Ответил ли ему доктор Форрвик? Пока в архиве Штайна мы ответного письма не обнаружили, а Георг Штайн пишет вновь во Фрейбург. Теперь его интересуют «ВИЛЬГЕЛЬМ ГУСТЛОВ», пароходы «ГЕНЕРАЛ ФОН ШТОЙБЕН» и «МОНА РОЗА». Все они уходили из Пиллау в январе сорок пятого года. Перегруженные сверх меры, как пишет Штайн господину Форрвику: «Свидетели утверждают, что не только множество людей увозили эти суда из пылающей Пруссии, но и огромное количество грузов. На пирс, где были ошвартованы суда, подходили и подходили грузовые машины. В основном их сопровождали и охраняли солдаты войск СС. Выгружали из машин и погружали на суда множество очень крепких, отлично изготовленных различной величины ящиков! (Может быть, это именно те ящики, о которых писал Мартин Борман? Для специальных грузов, а именно различных музейных сокровищ? — Ю. И.) Что в них? Пирсы были заполнены толпами людей. Раненые солдаты, женщины, дети. Их не пускали на суда, а ящики грузили! Если бы это было оружие, то ящики были бы все одинаковые, обычного зеленого или серого цвета, с характерными, черного цвета, пометками. Свидетели утверждают, что суда отваливали от пирса, нагруженные так, что иллюминаторы нижней линии уходили в воду. Не имеются ли в архиве коносаменты с этих судов? Примите мои заверения. Всегда Ваш в надежде на Ваши сообщения…»

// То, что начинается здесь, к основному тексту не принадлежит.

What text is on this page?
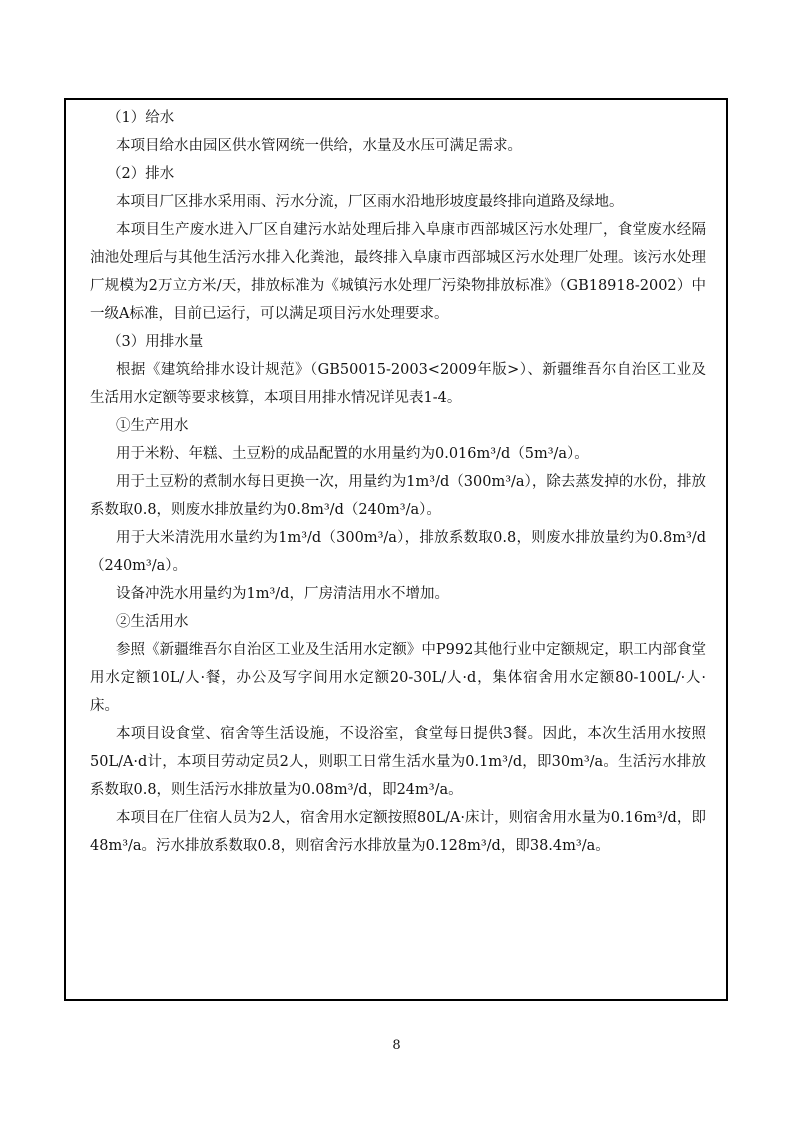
（1）给水

本项目给水由园区供水管网统一供给，水量及水压可满足需求。

（2）排水

本项目厂区排水采用雨、污水分流，厂区雨水沿地形坡度最终排向道路及绿地。

本项目生产废水进入厂区自建污水站处理后排入阜康市西部城区污水处理厂，食堂废水经隔油池处理后与其他生活污水排入化粪池，最终排入阜康市西部城区污水处理厂处理。该污水处理厂规模为2万立方米/天，排放标准为《城镇污水处理厂污染物排放标准》（GB18918-2002）中一级A标准，目前已运行，可以满足项目污水处理要求。

（3）用排水量

根据《建筑给排水设计规范》（GB50015-2003<2009年版>）、新疆维吾尔自治区工业及生活用水定额等要求核算，本项目用排水情况详见表1-4。

①生产用水

用于米粉、年糕、土豆粉的成品配置的水用量约为0.016m³/d（5m³/a）。

用于土豆粉的煮制水每日更换一次，用量约为1m³/d（300m³/a），除去蒸发掉的水份，排放系数取0.8，则废水排放量约为0.8m³/d（240m³/a）。

用于大米清洗用水量约为1m³/d（300m³/a），排放系数取0.8，则废水排放量约为0.8m³/d（240m³/a）。

设备冲洗水用量约为1m³/d，厂房清洁用水不增加。

②生活用水

参照《新疆维吾尔自治区工业及生活用水定额》中P992其他行业中定额规定，职工内部食堂用水定额10L/人·餐，办公及写字间用水定额20-30L/人·d，集体宿舍用水定额80-100L/·人·床。

本项目设食堂、宿舍等生活设施，不设浴室，食堂每日提供3餐。因此，本次生活用水按照50L/A·d计，本项目劳动定员2人，则职工日常生活水量为0.1m³/d，即30m³/a。生活污水排放系数取0.8，则生活污水排放量为0.08m³/d，即24m³/a。

本项目在厂住宿人员为2人，宿舍用水定额按照80L/A·床计，则宿舍用水量为0.16m³/d，即48m³/a。污水排放系数取0.8，则宿舍污水排放量为0.128m³/d，即38.4m³/a。

8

И вот еще документ, так или иначе связанный с «морской» версией Георга Штайна, заявление некоего Ержи Ястребски из местечка Балчи. «В силу определенных обстоятельств некоторое время находясь в Кенигсберге в составе войск специального назначения СС, а затем — гестапо, я был откомандирован в музейные мастерские при Управлении Кенигсбергских музеев, которыми руководил д-р Альфред Роде. В апреле 1945 года, не помню точного числа, но всего за несколько дней до штурма Кенигсберга, я получил приказ доставить в порт ПИЛЛАУ (в настоящее время русский порт БАЛТИЙСК) семь грузовиков с таинственным грузом, о характере которого мне совершенно ничего не известно. Груз был упакован в специальные, разных размеров, хорошо сделанные ящики и сопровождался специальной охраной во главе с офицером гестапо. В мою задачу входило проследить, чтобы ящики не кантовались, чтобы их не бросали, в общем, чтобы с ними обращались с аккуратностью. С большими сложностями, буквально продираясь через толпы беженцев, мимо взорванных грузовиков, бронемашин и танков, съезжая порой с шоссе, попадая под обстрелы, мы добрались в горящий, запруженный ранеными, женщинами, лошадьми, повозками порт Пиллау, но оказалось, что ни одного готового выйти в море судна на этот день нет. Был получен приказ возвращаться. И мы с такими же сложностями и трудностями, попав под несколько бомбежек, добрались до готовящегося к обороне Кенигсберга. Грузы были доставлены туда, где нами были получены, — к ТЮРЬМЕ. Спустя три дня, за день до начала штурма города русскими, груз был помещен в БУНКЕР под одной из стен тюрьмы, и вход в него, вместе с частью тюрьмы, был взорван».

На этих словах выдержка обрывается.